Gentoo does have topology-sorted init. I like it. But this kinda shows what's wrong with "*BSD vs Linux" comparision. Once you are comparing "*BSD kernel" and "Linux kernel" - comparision is more-or-less fair. But when you are trying to compare "*BSD" and "GNU/Linux" (and use just "Linux" to confuse everyone) - it becomes complicated. For every obscure feature found in *BSD you can find equally obscure GNU/Linux distribution where feature was "implemented for ages"! Not exactly fair comparision...

Widely ported, sure.

Posted Jan 1, 2006 21:11 UTC (Sun) by samb (guest, #32949) [Link]

Was Debian GNU/kNetBSD ever functional? It was basically a one-man show, and I believe it's defunct now.

Apples, oranges and BSDs

Posted Jan 2, 2006 15:30 UTC (Mon) by eru (subscriber, #2753) [Link] (1 responses)
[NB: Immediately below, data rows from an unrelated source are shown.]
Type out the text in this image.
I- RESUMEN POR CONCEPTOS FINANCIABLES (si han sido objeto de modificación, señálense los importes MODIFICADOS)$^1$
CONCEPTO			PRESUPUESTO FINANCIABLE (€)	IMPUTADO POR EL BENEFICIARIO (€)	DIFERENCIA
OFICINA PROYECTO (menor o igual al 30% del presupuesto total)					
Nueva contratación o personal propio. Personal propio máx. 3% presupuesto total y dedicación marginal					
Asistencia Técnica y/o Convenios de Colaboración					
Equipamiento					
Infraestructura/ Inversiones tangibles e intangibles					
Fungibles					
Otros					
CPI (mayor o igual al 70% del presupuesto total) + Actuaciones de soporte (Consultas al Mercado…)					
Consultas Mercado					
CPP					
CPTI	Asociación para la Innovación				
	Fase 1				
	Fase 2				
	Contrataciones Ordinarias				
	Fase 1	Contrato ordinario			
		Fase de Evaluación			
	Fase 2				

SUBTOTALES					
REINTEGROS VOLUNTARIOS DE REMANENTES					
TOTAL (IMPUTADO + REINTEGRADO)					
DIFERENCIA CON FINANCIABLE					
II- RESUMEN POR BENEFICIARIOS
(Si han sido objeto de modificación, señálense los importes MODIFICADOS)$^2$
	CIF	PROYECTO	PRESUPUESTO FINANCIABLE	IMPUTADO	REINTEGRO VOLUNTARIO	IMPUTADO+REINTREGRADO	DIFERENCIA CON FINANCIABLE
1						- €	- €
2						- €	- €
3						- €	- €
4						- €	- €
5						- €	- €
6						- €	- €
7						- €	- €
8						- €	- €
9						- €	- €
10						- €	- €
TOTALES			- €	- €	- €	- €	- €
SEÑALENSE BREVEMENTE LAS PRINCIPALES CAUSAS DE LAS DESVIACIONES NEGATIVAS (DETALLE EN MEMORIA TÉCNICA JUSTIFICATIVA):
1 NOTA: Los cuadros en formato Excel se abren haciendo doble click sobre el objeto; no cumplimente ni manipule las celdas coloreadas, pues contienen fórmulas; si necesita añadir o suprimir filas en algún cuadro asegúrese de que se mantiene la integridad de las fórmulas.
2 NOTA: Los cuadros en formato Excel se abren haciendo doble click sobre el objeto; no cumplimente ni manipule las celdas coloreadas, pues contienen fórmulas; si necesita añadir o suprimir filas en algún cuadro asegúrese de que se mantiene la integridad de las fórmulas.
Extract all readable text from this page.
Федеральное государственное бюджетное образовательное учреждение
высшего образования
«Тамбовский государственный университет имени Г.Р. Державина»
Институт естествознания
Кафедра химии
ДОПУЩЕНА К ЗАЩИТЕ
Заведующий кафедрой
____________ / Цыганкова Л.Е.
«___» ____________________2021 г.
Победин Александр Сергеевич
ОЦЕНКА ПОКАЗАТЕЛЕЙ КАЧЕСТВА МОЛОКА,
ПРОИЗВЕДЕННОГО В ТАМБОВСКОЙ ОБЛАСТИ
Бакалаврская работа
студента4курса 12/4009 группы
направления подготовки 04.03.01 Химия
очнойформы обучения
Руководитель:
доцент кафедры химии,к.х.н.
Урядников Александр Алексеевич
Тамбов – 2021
Muddying the comparison about porting is additionally at least one more thing: When NetBSD (or any of the other BSDs) is considered ported, you don't get just a kernel. You also get the basic userland sufficient to run at least traditional text mode unix sessions. In other words you get what in Linux terms would be a minimalistic but usable distro. In Linux you still have to work on the userland after getting the kernel running. What would the comparison look like if this is taken into account, and we looked at comparable ported configurations? (I have no idea, just asking)

Apples, oranges and BSDs

Posted Jan 6, 2006 5:16 UTC (Fri) by roelofs (guest, #2599) [Link]

In Linux you still have to work on the userland after getting the kernel running.

Actually, once the kernel is there--which implicitly means GCC is--userspace stuff is relatively trivial. X is about the only "standard" thing that comes to mind as potentially difficult, and that only because it has its own drivers. If your kernel port includes a framebuffer and USB (at least USB keyboard/mouse), even X is pretty straightforward. The biggest hiccups actually come when you try to cross-compile things, but that has nothing to do with any given kernel, and it can be mitigated by getting a native filesystem and toolchain set up early.

Greg

It's all good

Posted Dec 31, 2005 12:24 UTC (Sat) by JohnBell (guest, #12625) [Link]

Glad to see Linux & *BSD out there doing their thing and fighting the good fight. I've always had a soft spot in my heart for NetBSD.